France will host a meeting of European officials to prepare a summit "in the coming weeks to establish the basis of a new international financial system", said Sarkozy, whose country holds the presidency of the European Union.
Officials from Britain, France, Germany and Italy -- the EU members of the G8 -- will meet in Paris this week to lay the groundwork, he said.
On Tuesday, the president is to meet at the Elysee presidential palace with banking and insurance company chiefs to review the health of French banks, households and businesses.
The announcements came as the Franco-Belgian bank Dexia announced an emergency board meeting after its stock fell sharply.
On Sunday, the Benelux countries stepped in to partially nationalise the banking and insurance giant Fortis, increasing fears the crisis that closed several US and British banks was spreading across Europe.
Sarkozy warned in a major address earlier in September that France would be affected by the US banking crisis.
A further sign of economic trouble came with the release Monday of jobless figures showing that 41,300 French people became unemployed in August, the biggest monthly spike since 1993, bringing the figure to 1,949,600.
The government called a crisis meeting of employment officials late Monday to discuss the figures, which increased concern over the financial crisis.
Critics accused the government of lying, saying that for months it overstated progress in economic reforms when unemployment was rising even before the financial crisis began.
French ministers also expressed confidence following the 15 September collapse of US investment giant Lehman brothers, which started the financial meltdown, saying French banks were stable.
After 15 September Sarkozy insisted the government would "guarantee the security" of the French banking system and warned he would "not accept that a single customer loses a single euro" to collapsing banks.
The right-wing president won election in May 2007 on a promise to strengthen the economy and lower unemployment -- long the nation's top concern -- to five percent.

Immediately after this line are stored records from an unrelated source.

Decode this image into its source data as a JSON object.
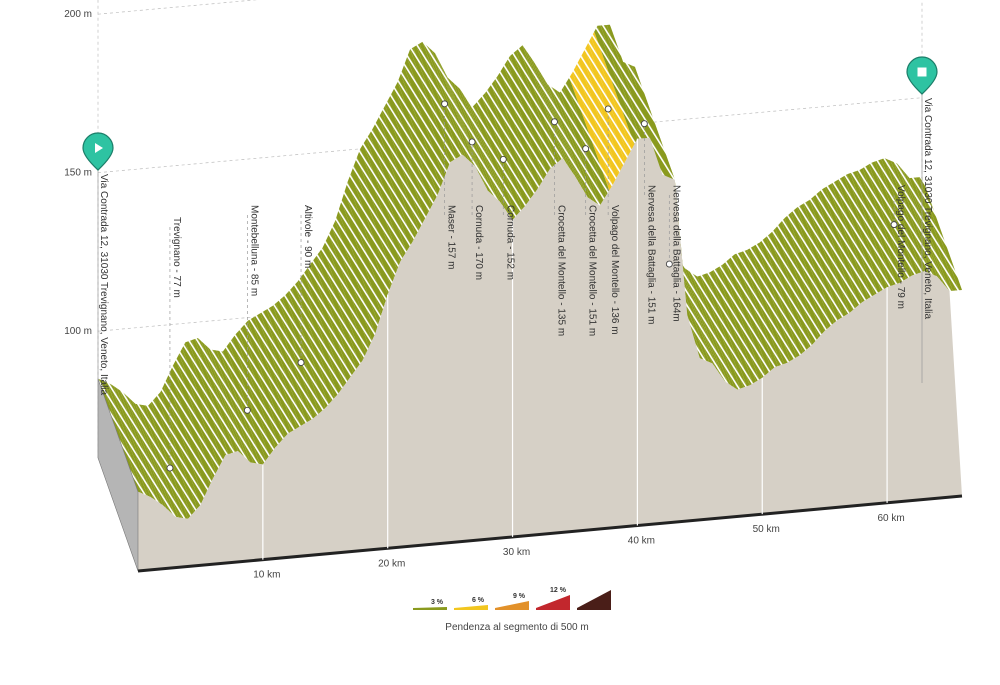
{
  "chart_data": {
    "type": "area",
    "title": "",
    "xlabel": "",
    "ylabel": "",
    "x_unit": "km",
    "y_unit": "m",
    "xlim": [
      0,
      66
    ],
    "ylim": [
      60,
      240
    ],
    "x_ticks": [
      {
        "v": 10,
        "label": "10 km"
      },
      {
        "v": 20,
        "label": "20 km"
      },
      {
        "v": 30,
        "label": "30 km"
      },
      {
        "v": 40,
        "label": "40 km"
      },
      {
        "v": 50,
        "label": "50 km"
      },
      {
        "v": 60,
        "label": "60 km"
      }
    ],
    "y_ticks": [
      {
        "v": 100,
        "label": "100 m"
      },
      {
        "v": 150,
        "label": "150 m"
      },
      {
        "v": 200,
        "label": "200 m"
      }
    ],
    "profile": [
      [
        0,
        85
      ],
      [
        1,
        83
      ],
      [
        2,
        80
      ],
      [
        3,
        76
      ],
      [
        4,
        75
      ],
      [
        5,
        79
      ],
      [
        6,
        87
      ],
      [
        7,
        94
      ],
      [
        8,
        95
      ],
      [
        9,
        91
      ],
      [
        10,
        90
      ],
      [
        11,
        95
      ],
      [
        12,
        99
      ],
      [
        13,
        101
      ],
      [
        14,
        103
      ],
      [
        15,
        106
      ],
      [
        16,
        110
      ],
      [
        17,
        115
      ],
      [
        18,
        120
      ],
      [
        19,
        128
      ],
      [
        20,
        140
      ],
      [
        21,
        150
      ],
      [
        22,
        156
      ],
      [
        23,
        163
      ],
      [
        24,
        170
      ],
      [
        25,
        180
      ],
      [
        26,
        182
      ],
      [
        27,
        178
      ],
      [
        28,
        170
      ],
      [
        29,
        166
      ],
      [
        30,
        160
      ],
      [
        31,
        164
      ],
      [
        32,
        169
      ],
      [
        33,
        175
      ],
      [
        34,
        178
      ],
      [
        35,
        172
      ],
      [
        36,
        165
      ],
      [
        37,
        162
      ],
      [
        38,
        168
      ],
      [
        39,
        175
      ],
      [
        40,
        182
      ],
      [
        41,
        182
      ],
      [
        42,
        170
      ],
      [
        43,
        168
      ],
      [
        44,
        125
      ],
      [
        45,
        111
      ],
      [
        46,
        109
      ],
      [
        47,
        103
      ],
      [
        48,
        100
      ],
      [
        49,
        101
      ],
      [
        50,
        103
      ],
      [
        51,
        106
      ],
      [
        52,
        107
      ],
      [
        53,
        109
      ],
      [
        54,
        112
      ],
      [
        55,
        116
      ],
      [
        56,
        119
      ],
      [
        57,
        121
      ],
      [
        58,
        124
      ],
      [
        59,
        126
      ],
      [
        60,
        128
      ],
      [
        61,
        129
      ],
      [
        62,
        131
      ],
      [
        63,
        132
      ],
      [
        64,
        130
      ],
      [
        65,
        125
      ]
    ],
    "grade_legend": [
      {
        "label": "3 %",
        "color": "#8a9a1e"
      },
      {
        "label": "6 %",
        "color": "#f2c61f"
      },
      {
        "label": "9 %",
        "color": "#e2912a"
      },
      {
        "label": "12 %",
        "color": "#c2272d"
      },
      {
        "label": "",
        "color": "#4a1e18"
      }
    ],
    "legend_caption": "Pendenza al segmento di 500 m",
    "climb_color": "#8a9a1e",
    "steep_color": "#f2c61f",
    "ground_color": "#d6d0c6",
    "start": {
      "km": 0,
      "label": "Via Contrada 12, 31030 Trevignano, Veneto, Italia"
    },
    "finish": {
      "km": 66,
      "label": "Via Contrada 12, 31030 Trevignano, Veneto, Italia"
    },
    "waypoints": [
      {
        "km": 4.0,
        "elev": 77,
        "label": "Trevignano - 77 m"
      },
      {
        "km": 10.2,
        "elev": 85,
        "label": "Montebelluna - 85 m"
      },
      {
        "km": 14.5,
        "elev": 90,
        "label": "Altivole - 90 m"
      },
      {
        "km": 26.0,
        "elev": 157,
        "label": "Maser - 157 m"
      },
      {
        "km": 28.2,
        "elev": 170,
        "label": "Cornuda - 170 m"
      },
      {
        "km": 30.7,
        "elev": 152,
        "label": "Cornuda - 152 m"
      },
      {
        "km": 34.8,
        "elev": 135,
        "label": "Crocetta del Montello - 135 m"
      },
      {
        "km": 37.3,
        "elev": 151,
        "label": "Crocetta del Montello - 151 m"
      },
      {
        "km": 39.1,
        "elev": 136,
        "label": "Volpago del Montello - 136 m"
      },
      {
        "km": 42.0,
        "elev": 151,
        "label": "Nervesa della Battaglia - 151 m"
      },
      {
        "km": 44.0,
        "elev": 164,
        "label": "Nervesa della Battaglia - 164m"
      },
      {
        "km": 62.0,
        "elev": 79,
        "label": "Volpago del Montello - 79 m"
      }
    ]
  }
}
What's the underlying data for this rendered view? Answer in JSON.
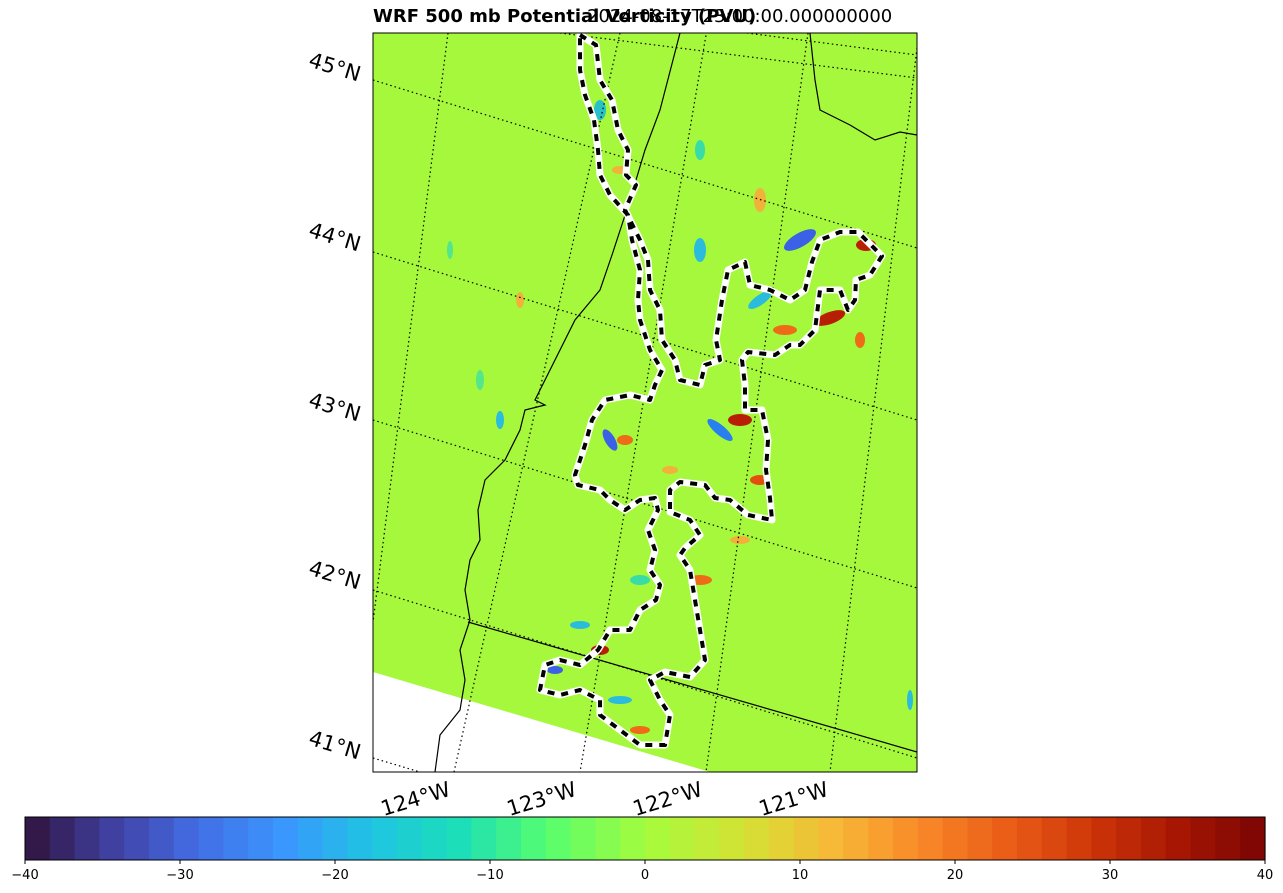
{
  "title": {
    "left": "WRF 500 mb Potential Vorticity (PVU)",
    "right": "2024-08-17T23:00:00.000000000"
  },
  "map": {
    "lat_labels": [
      "45°N",
      "44°N",
      "43°N",
      "42°N",
      "41°N"
    ],
    "lon_labels": [
      "124°W",
      "123°W",
      "122°W",
      "121°W"
    ],
    "background_color": "#a6f83c",
    "gridline_style": "dotted"
  },
  "colorbar": {
    "vmin": -40,
    "vmax": 40,
    "ticks": [
      "−40",
      "−30",
      "−20",
      "−10",
      "0",
      "10",
      "20",
      "30",
      "40"
    ],
    "colormap": "turbo"
  }
}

Former Socialist prime minister Lionel Jospin said that Sarkozy and his government were "trying to shift responsibility for the failure of their economic policy on the financial crisis".
The government revealed a budget on Friday that canceled a pledge to reduce the deficit by 2012.
"We are in a quasi-recession", said presidential adviser Henri Guaino.
France is entering a "difficult period" and the government will "do everything that is necessary" to prevent the economy from falling, Guaino said.
Economy Minister Christine Lagarde said she expected 2009 to end with a jobless rate of 7.1 percent, down from 7.2 percent in the second quarter of 2008.
That figure was the lowest rate in 25 years, topping a steady decline in the unemployment rate that allowed the problem to lose importance over the past year.
Opinion polls show purchasing power replaced unemployment as the number one concern of the average French voter.